(祝日に見る日本人の一生)
元日は、年の始めを祝う日であるが、中世の頃までは、大晦日(おおみそか)が先祖の霊、祖霊が帰って来る日であった。現代でも歳神(としがみ)様とか、正月様と呼ばれる祖霊は家の守護神であり、また豊作をもたらす穀霊(こくれい)でもあった。元日には、子孫の繁栄を見守る祖霊とともに新年を迎え、御節(おせち)料理をお供えする。人間が食べるのはそのお下がりなのである。
数え歳では、元日に家族揃って、一緒に年齢を加えるわけだが、男子は15歳頃、女子は13歳頃になると、祖霊とともに、成人となるのを祝う。ただ、旧暦の元日は新月で闇なので、望月(満月)の15日に元服(げんぷく)式を行った。これが「成人の日」の起源である。現在でも全国各地で成人式が行われるのは、この元服式の継承である。
5月5日は「子供の日」である。鯉のぼりを立て、菖蒲湯(しょうぶゆ)に入る。聖徳太子の時代の推古天皇19年(611)5月5日、野山で薬草を摘(つ)む「薬猟(くすりがり)」が行われた。香りの強い植物は邪気を攘(はら)うと信じられ、春から夏への季節の変わり目に心身の邪気を追い祓(はら)ったのである。「菖蒲」が「尚武」となり、武家の男子の無事なる成長を祈った。これが町人社会にも広がって、武家の幟(のぼり)にかわって出世魚の鯉のぼりが使われるようになった。
9月15日は「敬老の日」である。これは奈良時代の初めの養老の滝伝説に起源を持つ。美濃(みの)の国に薪(たきぎ)を売って、老父の好物の酒を求めていた親孝行の木こりがいた。ある時、石の苔(こけ)に足を滑らせて転倒して、偶然「酒の泉」を見つけた。これで老父に孝養をつくしたという。
この事をお聞きになった元正天皇は霊亀3年(717)9月に、その地に行幸(ぎょうこう)し、木こりを国守にとりたて、同年11月に養老と改元された。敬老の日が設定されたのは、昭和26年(当時は「年寄りの日」)であるが、9月中旬に地域のお年寄りを招待して「敬老会」を開くというのは、かなり前から行われていた。
(日本文化の個性)
こうして祝日の由来をたどるだけで、日本文化のいくつかの個性を見る事が出来る。
まず第一に「重層性」、長い日本の歴史の過程で、いろいろな経験や工夫が重層的に積み重なって今日の祝日ができている点である。フランス革命で暦まで新しく人為的に作り出してしまったような革命主義は、我が国の歴史には無縁であった。
皇室が文化の発信元となり、それが国民生活の中に自然に定着したというパターンが目立つ。
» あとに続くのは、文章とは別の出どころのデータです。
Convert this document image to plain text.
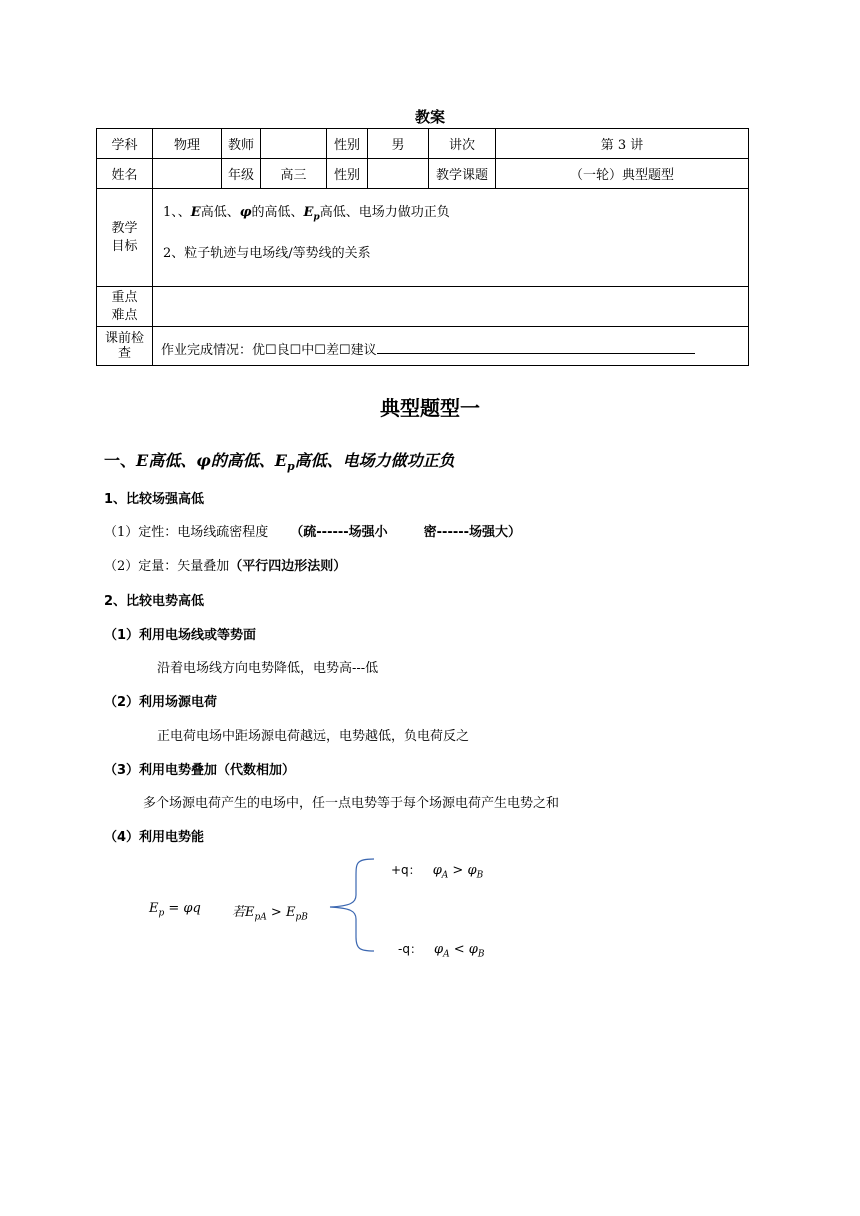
教案
学科	物理	教师		性别	男	讲次	第 3 讲
姓名		年级	高三	性别		教学课题	（一轮）典型题型

教学
目标	1、、E高低、φ的高低、$E_p$高低、电场力做功正负
2、粒子轨迹与电场线/等势线的关系						

重点
难点							

课前检
查	作业完成情况：优☐良☐中☐差☐建议						
典型题型一
一、E高低、φ的高低、$E_p$高低、电场力做功正负
1、比较场强高低
（1）定性：电场线疏密程度 （疏------场强小	密------场强大）
（2）定量：矢量叠加（平行四边形法则）
2、比较电势高低
（1）利用电场线或等势面
沿着电场线方向电势降低，电势高---低
（2）利用场源电荷
正电荷电场中距场源电荷越远，电势越低，负电荷反之
（3）利用电势叠加（代数相加）
多个场源电荷产生的电场中，任一点电势等于每个场源电荷产生电势之和
（4）利用电势能
$E_p = \varphi q$ 若$E_{pA} > E_{pB}$
+q： $\varphi_A > \varphi_B$
-q： $\varphi_A < \varphi_B$
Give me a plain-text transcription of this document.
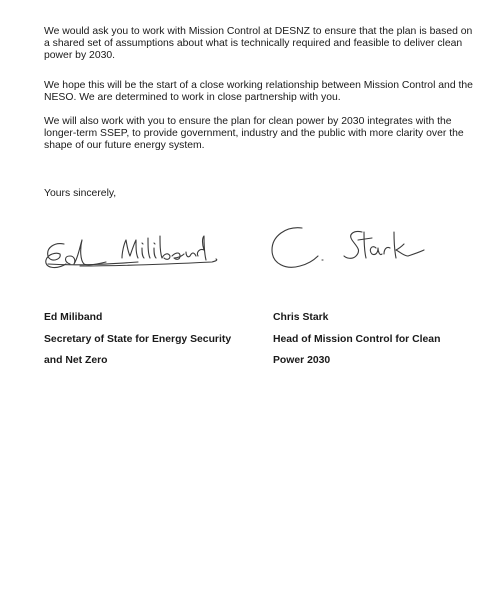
We would ask you to work with Mission Control at DESNZ to ensure that the plan is based on a shared set of assumptions about what is technically required and feasible to deliver clean power by 2030.

We hope this will be the start of a close working relationship between Mission Control and the NESO. We are determined to work in close partnership with you.

We will also work with you to ensure the plan for clean power by 2030 integrates with the longer-term SSEP, to provide government, industry and the public with more clarity over the shape of our future energy system.

Yours sincerely,

Ed Miliband

Secretary of State for Energy Security

and Net Zero

Chris Stark

Head of Mission Control for Clean

Power 2030
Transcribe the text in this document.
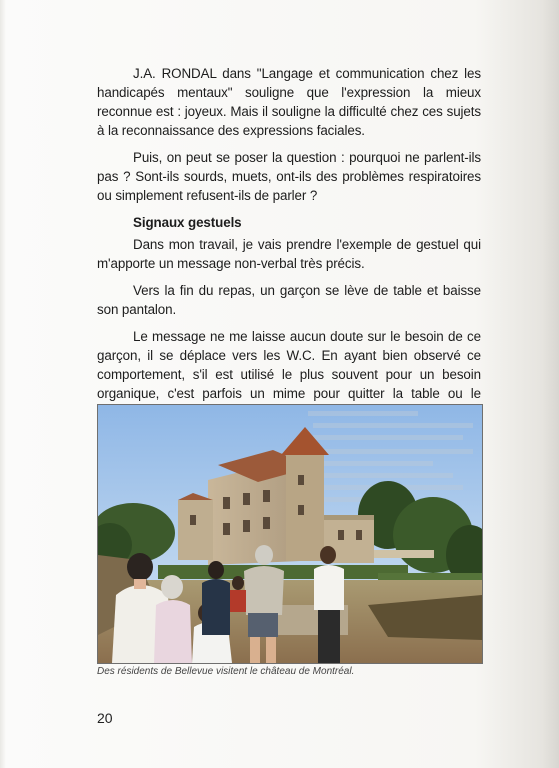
J.A. RONDAL dans "Langage et communication chez les handicapés mentaux" souligne que l'expression la mieux reconnue est : joyeux. Mais il souligne la difficulté chez ces sujets à la reconnaissance des expressions faciales.

Puis, on peut se poser la question : pourquoi ne parlent-ils pas ? Sont-ils sourds, muets, ont-ils des problèmes respiratoires ou simplement refusent-ils de parler ?

Signaux gestuels

Dans mon travail, je vais prendre l'exemple de gestuel qui m'apporte un message non-verbal très précis.

Vers la fin du repas, un garçon se lève de table et baisse son pantalon.

Le message ne me laisse aucun doute sur le besoin de ce garçon, il se déplace vers les W.C. En ayant bien observé ce comportement, s'il est utilisé le plus souvent pour un besoin organique, c'est parfois un mime pour quitter la table ou le

Des résidents de Bellevue visitent le château de Montréal.
20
「時は流れない、それは積み重なる」、ウィスキーの宣伝ではないが、この言葉は日本文化にそのまま当てはまる。
第二に「受容性」。インドの仏教思想や中国の儒教・道教の思想も、自然に取り入れられている。シナのように外国のものは頭から野蛮(やばん)だと見下すような中華思想、あるいは大戦中に一時見られた国粋主義も、我が国の文化伝統からは遠いものである。現代のクリスマスやバレンタイン・デイなども同じ受容性のあらわれである。
第三は「敬虔(けいけん)性」、神道や仏教などの素朴な宗教的心情に基づく点である。宗教と言っても、哲学的な理論武装をしたり、他宗教を攻撃するような「近代的」な面はなく、「祖霊を迎える」とか、「邪気を祓う」といったきわめて、つつましい、敬虔なものであった。
現代の我々も、お正月に初詣をするとなんとなく清々しい気持ちになるとか、お墓参りをすると、先祖が「草場の陰で」見ていてくれるような気がするのも、同じ敬虔な心情であろう。
重層性、受容性、敬虔性、この3つが、我が国の文化的個性を表すキーワードと言えよう。
これらは日本文化の個性を表すものであって、それが他国より優れているとか、劣っているなどと考える必要はまったくない。ただ自分自身の個性をよく理解し、発揮する、そうする事によって、他の文化の優れた個性をも、理解し、共感することができるのである。
「この国の過去の泉は深い」。その深い所では、他民族、他文化とも共感しうる、人類共通の心情にふれる事ができる。インモース氏の詩は、それを言っている。